BasisBijbel

Richters 18:18-31 BasisBijbel (BB)

18. Maar toen hij zag dat de andere mannen het huis van Micha binnengingen en de priesterborsttas, de godenbeeldjes en het zilveren beeld meenamen, riep hij tegen hen: "Hé, wat doen jullie daar?"

19. Maar ze zeiden tegen hem: "Stil, houd je mond en kom met ons mee. Dan mag je ónze raadgever en priester worden. Wat is nou beter: priester zijn voor het huis van één man, of voor een hele stam van Israël?"

20. Toen werd de priester blij. Hij nam de borsttas, de godenbeeldjes en het zilveren beeld en ging met hen mee.

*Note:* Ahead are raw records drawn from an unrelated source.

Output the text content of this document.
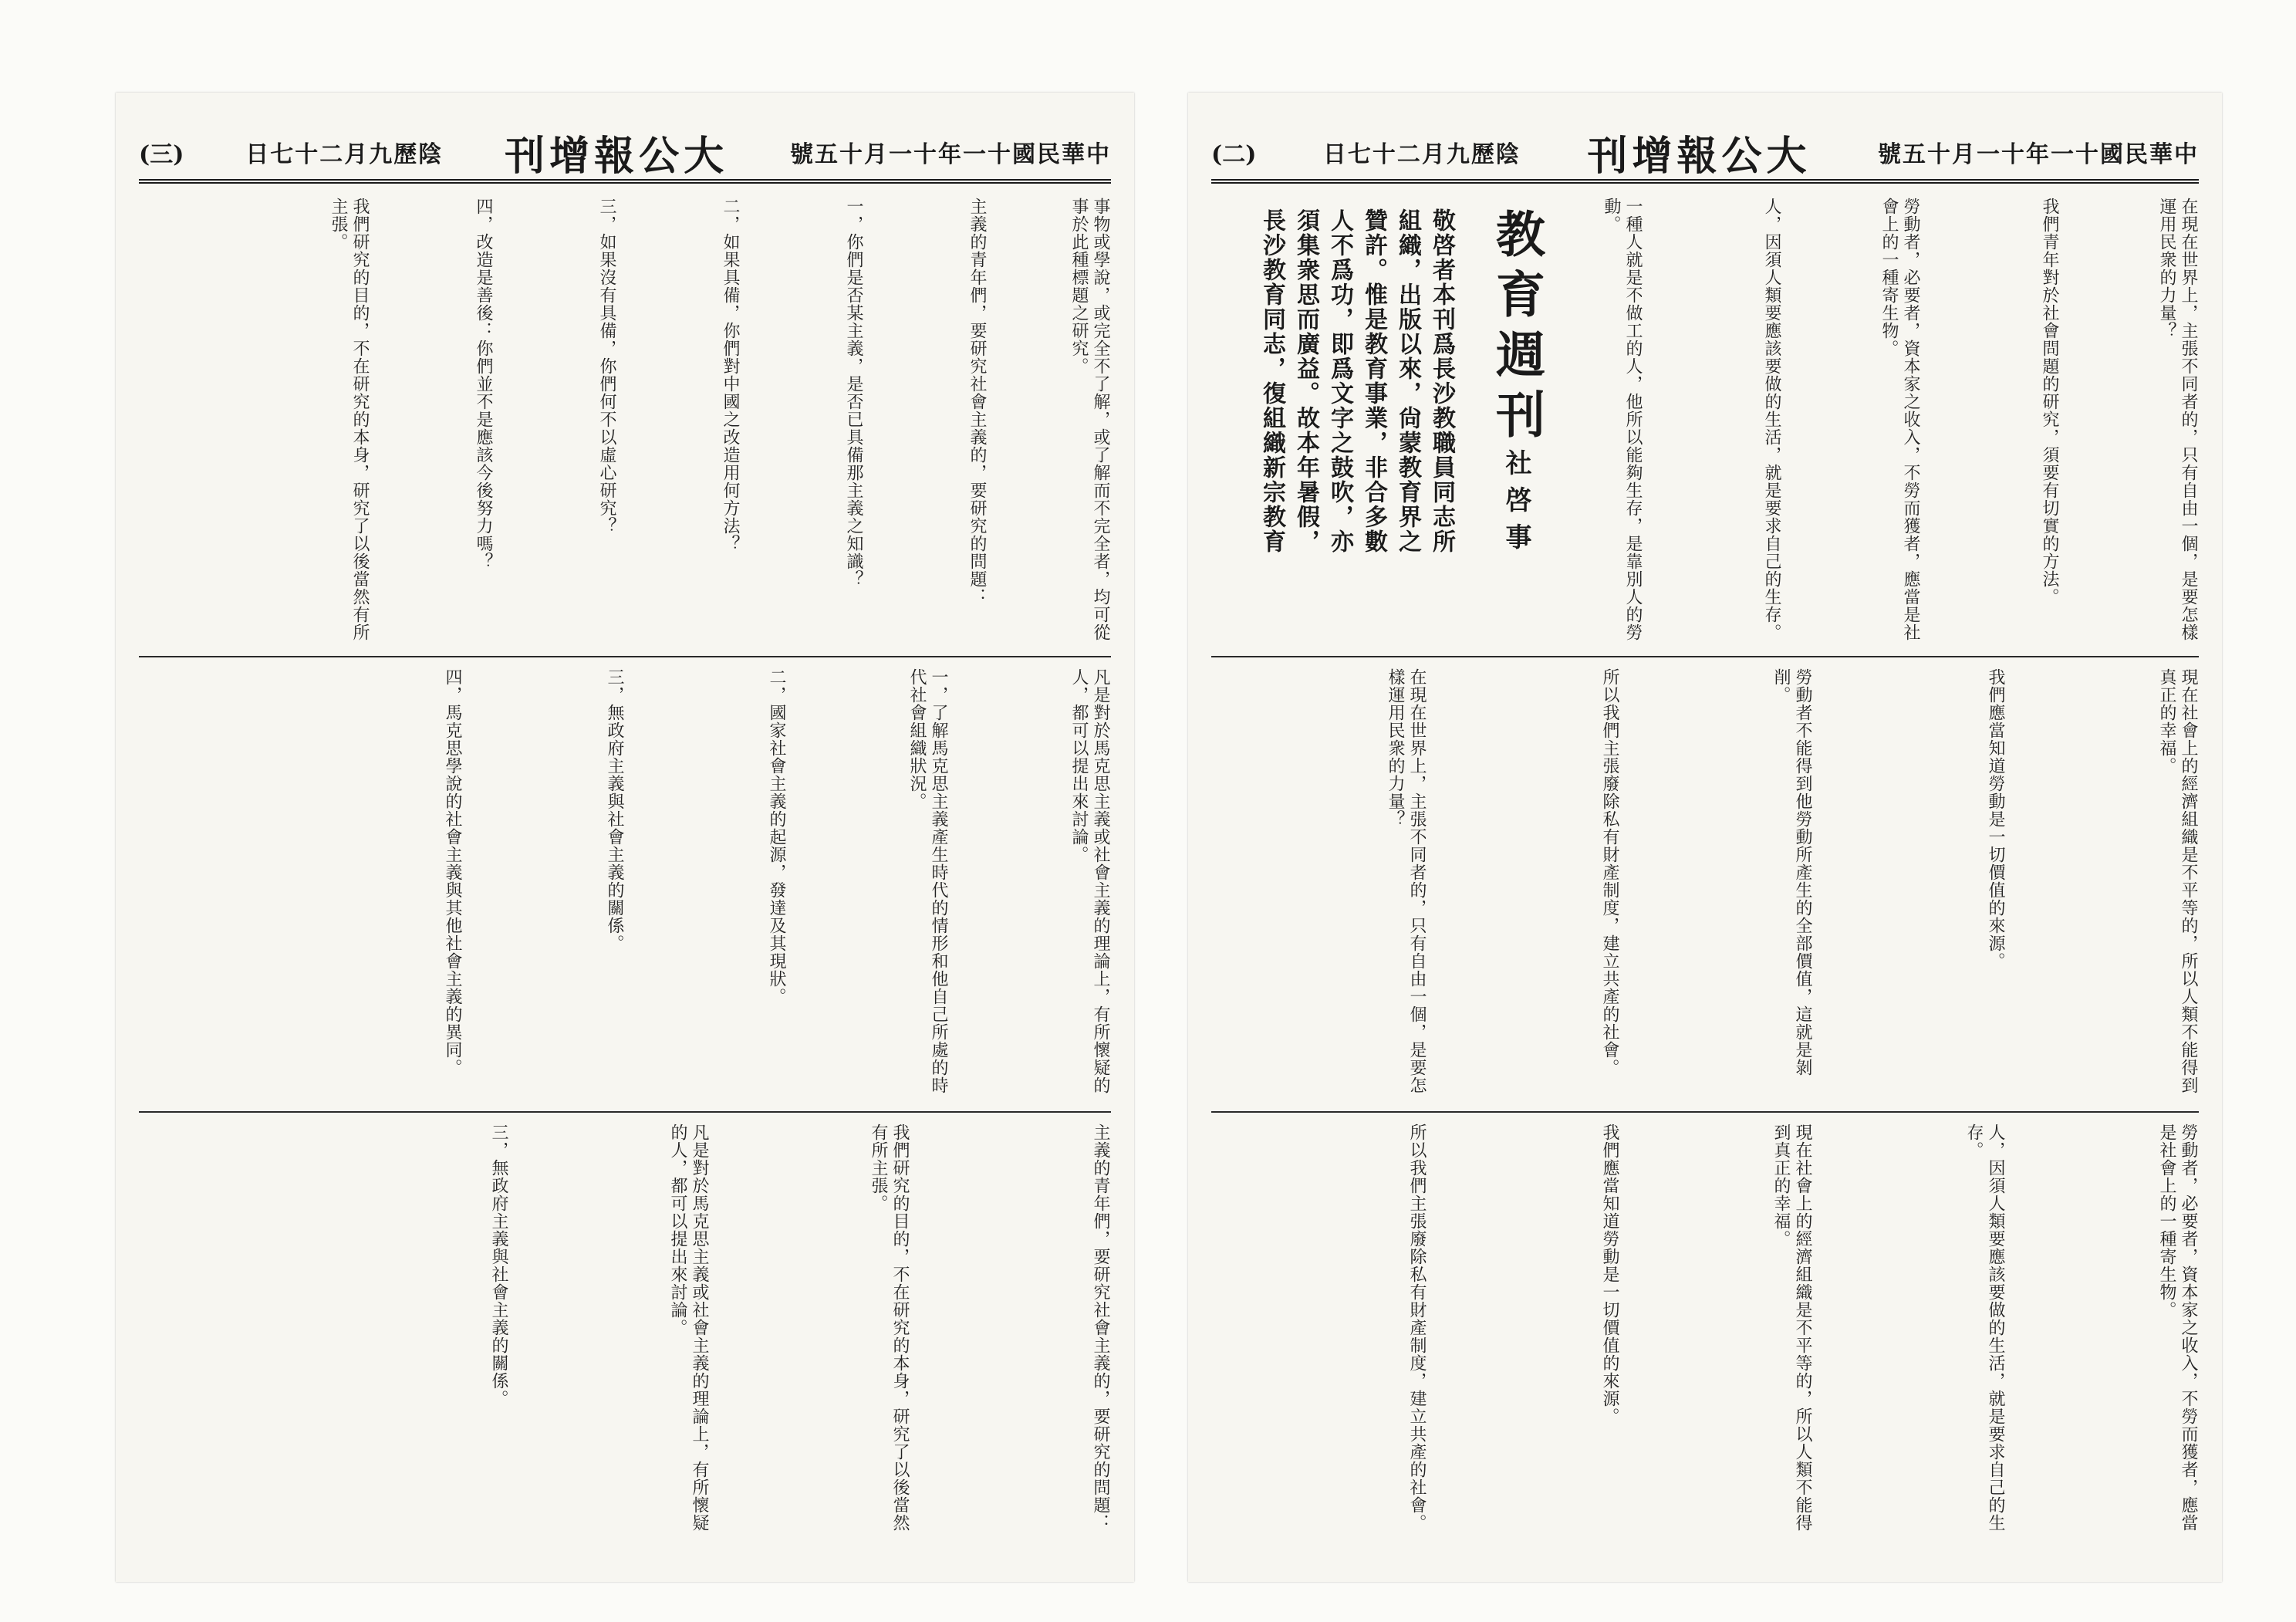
(三)	日七十二月九歷陰 刊增報公大	號五十月一十年一十國民華中
事物或學說，或完全不了解，或了解而不完全者，均可從事於此種標題之研究。
主義的青年們，要研究社會主義的，要研究的問題：
一，你們是否某主義，是否已具備那主義之知識？
二，如果具備，你們對中國之改造用何方法？
三，如果沒有具備，你們何不以虛心研究？
四，改造是善後：你們並不是應該今後努力嗎？
我們研究的目的，不在研究的本身，研究了以後當然有所主張。
凡是對於馬克思主義或社會主義的理論上，有所懷疑的人，都可以提出來討論。
一，了解馬克思主義產生時代的情形和他自己所處的時代社會組織狀況。
二，國家社會主義的起源，發達及其現狀。
三，無政府主義與社會主義的關係。
四，馬克思學說的社會主義與其他社會主義的異同。
主義的青年們，要研究社會主義的，要研究的問題：
我們研究的目的，不在研究的本身，研究了以後當然有所主張。
凡是對於馬克思主義或社會主義的理論上，有所懷疑的人，都可以提出來討論。
三，無政府主義與社會主義的關係。
(二)	日七十二月九歷陰 刊增報公大	號五十月一十年一十國民華中
在現在世界上，主張不同者的，只有自由一個，是要怎樣運用民衆的力量？
我們青年對於社會問題的研究，須要有切實的方法。
勞動者，必要者，資本家之收入，不勞而獲者，應當是社會上的一種寄生物。
人，因須人類要應該要做的生活，就是要求自己的生存。
一種人就是不做工的人，他所以能夠生存，是靠別人的勞動。
教育週刊社啓事
敬啓者本刊爲長沙教職員同志所組織，出版以來，尙蒙教育界之贊許。惟是教育事業，非合多數人不爲功，即爲文字之鼓吹，亦須集衆思而廣益。故本年暑假，長沙教育同志，復組織新宗教育
現在社會上的經濟組織是不平等的，所以人類不能得到真正的幸福。
我們應當知道勞動是一切價值的來源。
勞動者不能得到他勞動所產生的全部價值，這就是剝削。
所以我們主張廢除私有財產制度，建立共產的社會。
在現在世界上，主張不同者的，只有自由一個，是要怎樣運用民衆的力量？
勞動者，必要者，資本家之收入，不勞而獲者，應當是社會上的一種寄生物。
人，因須人類要應該要做的生活，就是要求自己的生存。
現在社會上的經濟組織是不平等的，所以人類不能得到真正的幸福。
我們應當知道勞動是一切價值的來源。
所以我們主張廢除私有財產制度，建立共產的社會。
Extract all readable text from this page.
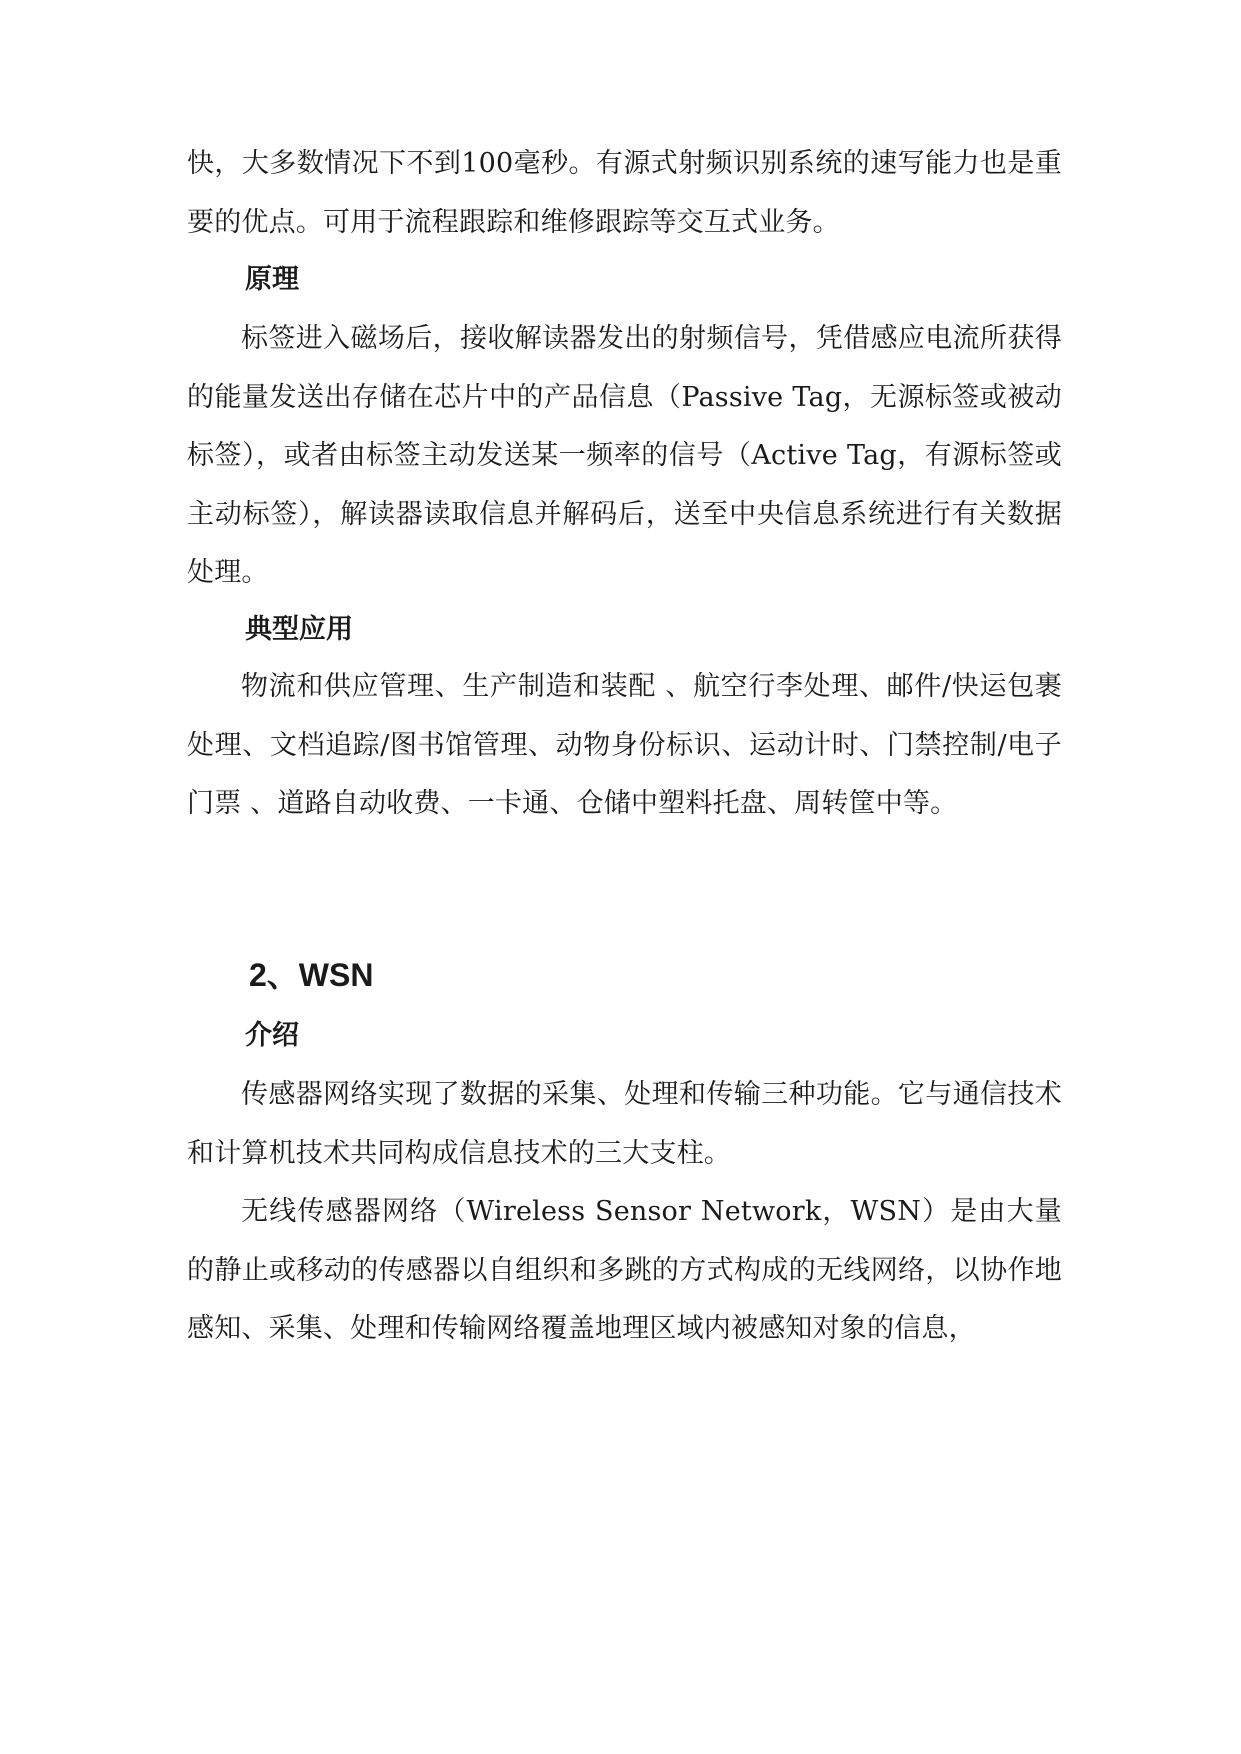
快，大多数情况下不到100毫秒。有源式射频识别系统的速写能力也是重要的优点。可用于流程跟踪和维修跟踪等交互式业务。

原理

标签进入磁场后，接收解读器发出的射频信号，凭借感应电流所获得的能量发送出存储在芯片中的产品信息（Passive Tag，无源标签或被动标签），或者由标签主动发送某一频率的信号（Active Tag，有源标签或主动标签），解读器读取信息并解码后，送至中央信息系统进行有关数据处理。

典型应用

物流和供应管理、生产制造和装配 、航空行李处理、邮件/快运包裹处理、文档追踪/图书馆管理、动物身份标识、运动计时、门禁控制/电子门票 、道路自动收费、一卡通、仓储中塑料托盘、周转筐中等。

2、WSN
介绍

传感器网络实现了数据的采集、处理和传输三种功能。它与通信技术和计算机技术共同构成信息技术的三大支柱。

无线传感器网络（Wireless Sensor Network，WSN）是由大量的静止或移动的传感器以自组织和多跳的方式构成的无线网络，以协作地感知、采集、处理和传输网络覆盖地理区域内被感知对象的信息，
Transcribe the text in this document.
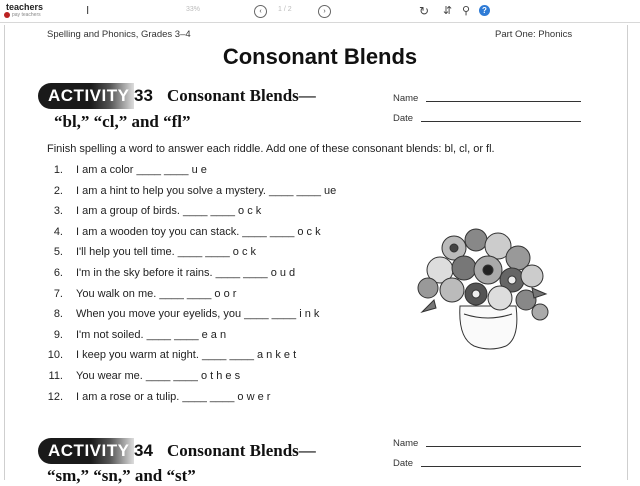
teachers
pay teachers	Ⅰ	33%	‹	1 / 2	›	↻ ⇵ ⚲	?
Spelling and Phonics, Grades 3–4	Part One: Phonics
Consonant Blends
ACTIVITY 33 Consonant Blends—
“bl,” “cl,” and “fl”
Name
Date
Finish spelling a word to answer each riddle. Add one of these consonant blends: bl, cl, or fl.
1. I am a color ____ ____ u e
2. I am a hint to help you solve a mystery. ____ ____ ue
3. I am a group of birds. ____ ____ o c k
4. I am a wooden toy you can stack. ____ ____ o c k
5. I'll help you tell time. ____ ____ o c k
6. I'm in the sky before it rains. ____ ____ o u d
7. You walk on me. ____ ____ o o r
8. When you move your eyelids, you ____ ____ i n k
9. I'm not soiled. ____ ____ e a n
10. I keep you warm at night. ____ ____ a n k e t
11. You wear me. ____ ____ o t h e s
12. I am a rose or a tulip. ____ ____ o w e r
ACTIVITY 34 Consonant Blends—
“sm,” “sn,” and “st”
Name
Date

21. Zo vertrokken ze. Ze lieten hun vrouwen en kleine kinderen voorop gaan met al hun vee en alles wat ze bezaten.

22. Pas toen ze al een heel eind verder waren, riep Micha de mannen uit het dorp bij elkaar en ging hen achterna. Ze haalden hen in.

23. De mannen van Dan hoorden hen achter zich roepen. Ze draaiden zich om en vroegen Micha: "Wat is er? Wat komen jullie doen?"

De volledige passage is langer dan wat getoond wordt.